Dynamic Range: As was well explained by Mr. Julian Hirsch (Stereo Review) in the 70's, it is the range between the loudest sound and the lowest sound. The loudest, might be the loudest we can play, before getting into large distortion figures. Regardless of analog recording, nor SPL.
The lowest, as defined here, is the noise floor. With electronics, it can be relatively low, as Johnson noise, Op Amp's noise etc' with analog sources (vinyl or tape) is the rumble or hiss (-50dB) or CD with S/N of -100dB or better.

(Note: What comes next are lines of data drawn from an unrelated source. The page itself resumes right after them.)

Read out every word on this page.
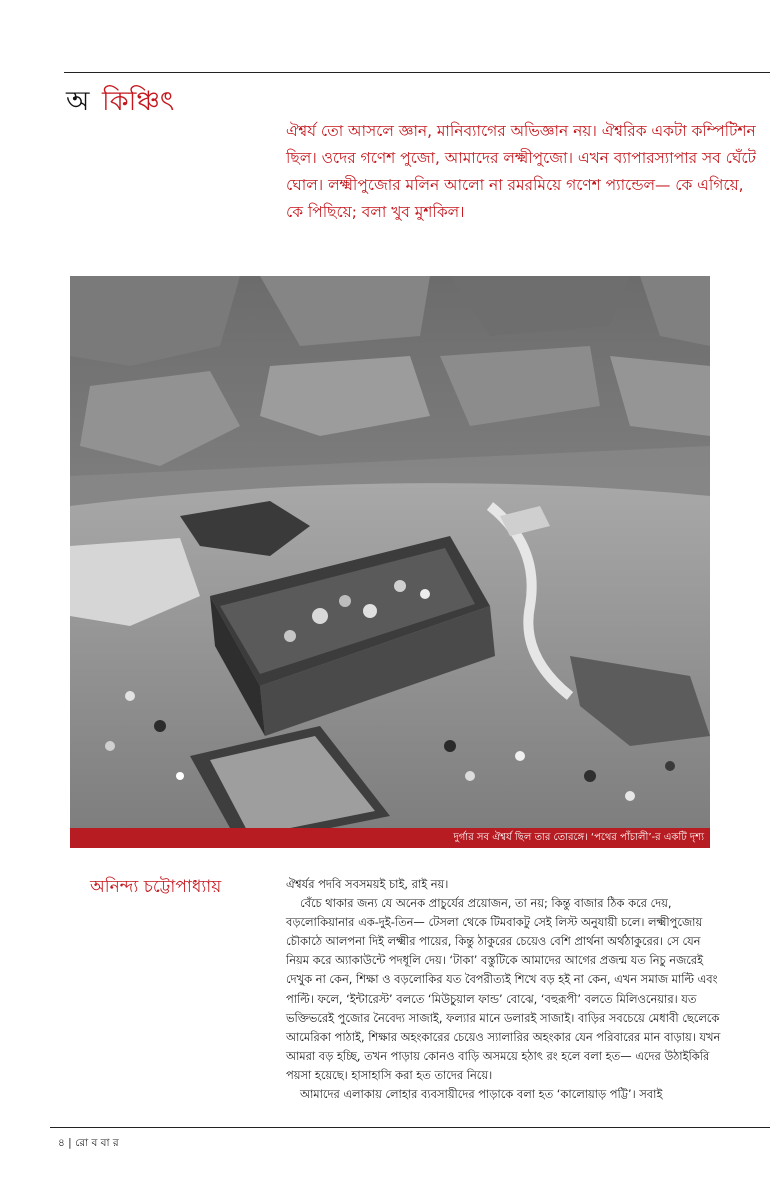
অ কিঞ্চিৎ
ঐশ্বর্য তো আসলে জ্ঞান, মানিব্যাগের অভিজ্ঞান নয়। ঐশ্বরিক একটা কম্পিটিশন ছিল। ওদের গণেশ পুজো, আমাদের লক্ষ্মীপুজো। এখন ব্যাপারস্যাপার সব ঘেঁটে ঘোল। লক্ষ্মীপুজোর মলিন আলো না রমরমিয়ে গণেশ প্যান্ডেল— কে এগিয়ে, কে পিছিয়ে; বলা খুব মুশকিল।
দুর্গার সব ঐশ্বর্য ছিল তার তোরঙ্গে। ‘পথের পাঁচালী’-র একটি দৃশ্য
অনিন্দ্য চট্টোপাধ্যায়	ঐশ্বর্যর পদবি সবসময়ই চাই, রাই নয়।

বেঁচে থাকার জন্য যে অনেক প্রাচুর্যের প্রয়োজন, তা নয়; কিন্তু বাজার ঠিক করে দেয়, বড়লোকিয়ানার এক-দুই-তিন— টেসলা থেকে টিমবাকটু সেই লিস্ট অনুযায়ী চলে। লক্ষ্মীপুজোয় চৌকাঠে আলপনা দিই লক্ষ্মীর পায়ের, কিন্তু ঠাকুরের চেয়েও বেশি প্রার্থনা অর্থঠাকুরের। সে যেন নিয়ম করে অ্যাকাউন্টে পদধূলি দেয়। ‘টাকা’ বস্তুটিকে আমাদের আগের প্রজন্ম যত নিচু নজরেই দেখুক না কেন, শিক্ষা ও বড়লোকির যত বৈপরীত্যই শিখে বড় হই না কেন, এখন সমাজ মাল্টি এবং পাল্টি। ফলে, ‘ইন্টারেস্ট’ বলতে ‘মিউচুয়াল ফান্ড’ বোঝে, ‘বহুরূপী’ বলতে মিলিওনেয়ার। যত ভক্তিভরেই পুজোর নৈবেদ্য সাজাই, ফল্যার মানে ডলারই সাজাই। বাড়ির সবচেয়ে মেধাবী ছেলেকে আমেরিকা পাঠাই, শিক্ষার অহংকারের চেয়েও স্যালারির অহংকার যেন পরিবারের মান বাড়ায়। যখন আমরা বড় হচ্ছি, তখন পাড়ায় কোনও বাড়ি অসময়ে হঠাৎ রং হলে বলা হত— এদের উঠাইকিরি পয়সা হয়েছে। হাসাহাসি করা হত তাদের নিয়ে।

আমাদের এলাকায় লোহার ব্যবসায়ীদের পাড়াকে বলা হত ‘কালোয়াড় পট্টি’। সবাই

৪ | রো ব বা র
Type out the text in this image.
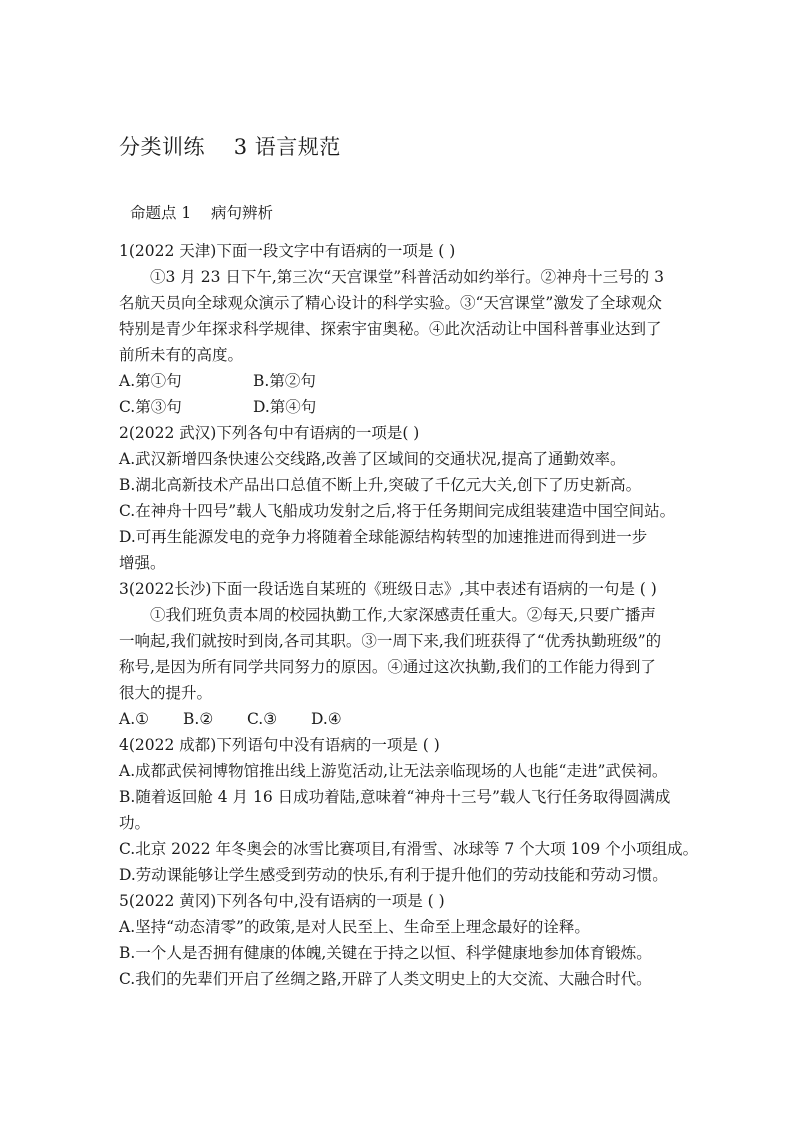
分类训练    3 语言规范
命题点 1    病句辨析
1(2022 天津)下面一段文字中有语病的一项是 ( )
①3 月 23 日下午,第三次“天宫课堂”科普活动如约举行。②神舟十三号的 3
名航天员向全球观众演示了精心设计的科学实验。③“天宫课堂”激发了全球观众
特别是青少年探求科学规律、探索宇宙奥秘。④此次活动让中国科普事业达到了
前所未有的高度。
A.第①句	B.第②句
C.第③句	D.第④句
2(2022 武汉)下列各句中有语病的一项是( )
A.武汉新增四条快速公交线路,改善了区域间的交通状况,提高了通勤效率。
B.湖北高新技术产品出口总值不断上升,突破了千亿元大关,创下了历史新高。
C.在神舟十四号”载人飞船成功发射之后,将于任务期间完成组装建造中国空间站。
D.可再生能源发电的竞争力将随着全球能源结构转型的加速推进而得到进一步
增强。
3(2022长沙)下面一段话选自某班的《班级日志》,其中表述有语病的一句是 ( )
①我们班负责本周的校园执勤工作,大家深感责任重大。②每天,只要广播声
一响起,我们就按时到岗,各司其职。③一周下来,我们班获得了“优秀执勤班级”的
称号,是因为所有同学共同努力的原因。④通过这次执勤,我们的工作能力得到了
很大的提升。
A.① B.② C.③ D.④
4(2022 成都)下列语句中没有语病的一项是 ( )
A.成都武侯祠博物馆推出线上游览活动,让无法亲临现场的人也能“走进”武侯祠。
B.随着返回舱 4 月 16 日成功着陆,意味着“神舟十三号”载人飞行任务取得圆满成
功。
C.北京 2022 年冬奥会的冰雪比赛项目,有滑雪、冰球等 7 个大项 109 个小项组成。
D.劳动课能够让学生感受到劳动的快乐,有利于提升他们的劳动技能和劳动习惯。
5(2022 黄冈)下列各句中,没有语病的一项是 ( )
A.坚持“动态清零”的政策,是对人民至上、生命至上理念最好的诠释。
B.一个人是否拥有健康的体魄,关键在于持之以恒、科学健康地参加体育锻炼。
C.我们的先辈们开启了丝绸之路,开辟了人类文明史上的大交流、大融合时代。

Mostly, such dynamic ranges, also need to consider the lowest sound (music) ref. to the noise floor. A 6dB ration, is as good as a tranche line phone of WW-II. So that would be nice to have a decent distance between the two. With digital sources, as CD (or better), the lowest bit (LSB, to none) is
at -96dB. at the lowest effective bits are about 4-6 bits + dither. So S/N below -115 dB is fine.
Another issue, is the fact that we use a serial system: Source, Pre, Power etc'. For such a set, the combined S/N would be the worst out of the list.
If it would be a FR figure it would be a RMS of all FR.
As wrote B4, the environmental noise is way higher than the digital sources or fine SS amplification.